We stood, and I put my arms around her. I honestly had no idea whether I should be doing
this. But holding Creta Kano just then, just there, did not seem to be a mistake. I could not
have explained it, but that was how I felt. I wrapped my arms around her slender body as if I
were taking my first lesson in ballroom dancing. She was a small woman. The top of her head
came just past the bottom of my chin. Her breasts pressed against my stomach. She held her


cheek against my chest. And although she made no sound the whole time, she was crying- I
could feel the warmth of her tears through my T-shirt. I looked down, to see her perfectly set
hair trembling. I felt I was having a well-made dream. But it was not a dream.
After we had stayed in that position without moving for a very long time, she pulled away
from me as if she had suddenly remembered something. Maintaining a distance, she looked at
me.
"Thank you so much, Mr. Okada," she said. "I will be going home now." She had
supposedly just been crying with some intensity, but her makeup had hardly been disturbed.

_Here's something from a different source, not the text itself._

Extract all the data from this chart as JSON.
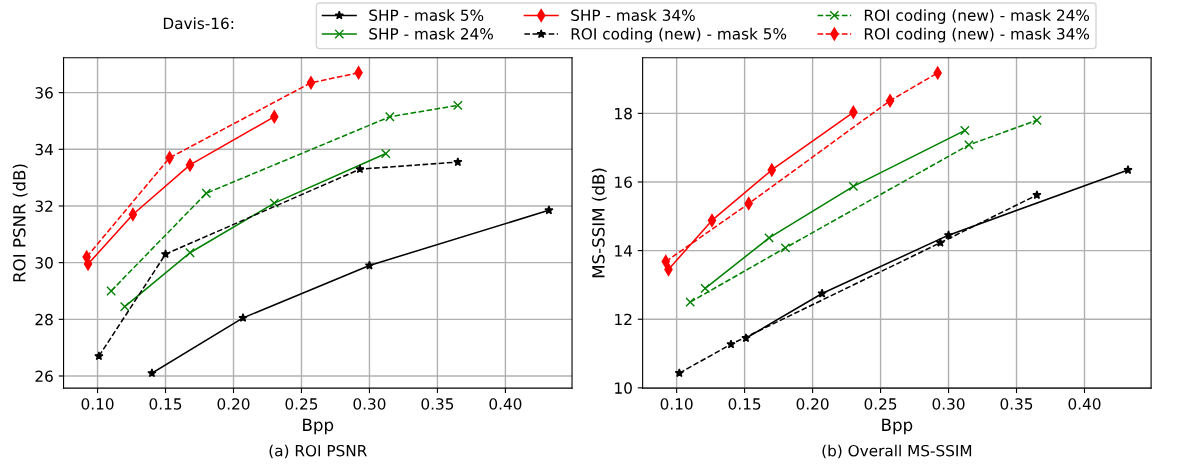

The sense of reality was now strangely absent.
"Are you going to be coming into my dreams again sometime?" I asked.
"I don't know," she said, with a gentle shake of the head. "Not even I can tell you that.
But please have faith in me. Whatever might happen, please don't be afraid of me or feel you
must be on your guard where I am concerned. Will you promise me that, Mr. Okada?" I
answered with a nod. Soon afterward, Creta Kano went home.
The darkness of night was thicker than ever. The front of my T-shirt was soaking wet. I
stayed up until dawn, unable to sleep. I didn't feel sleepy, for one thing, and in fact, I was
afraid to sleep- I had the feeling that if I were to go to sleep, I would be enveloped in a flow of
shifting sand that would carry me off to another world, from which I would never be able to
return. I stayed on the sofa until morning, drinking brandy and thinking about Creta Kano's
story. Even after the night had ended, the presence of Creta Kano and the fragrance of
Christian Dior eau de cologne lingered in the house like captive shadows.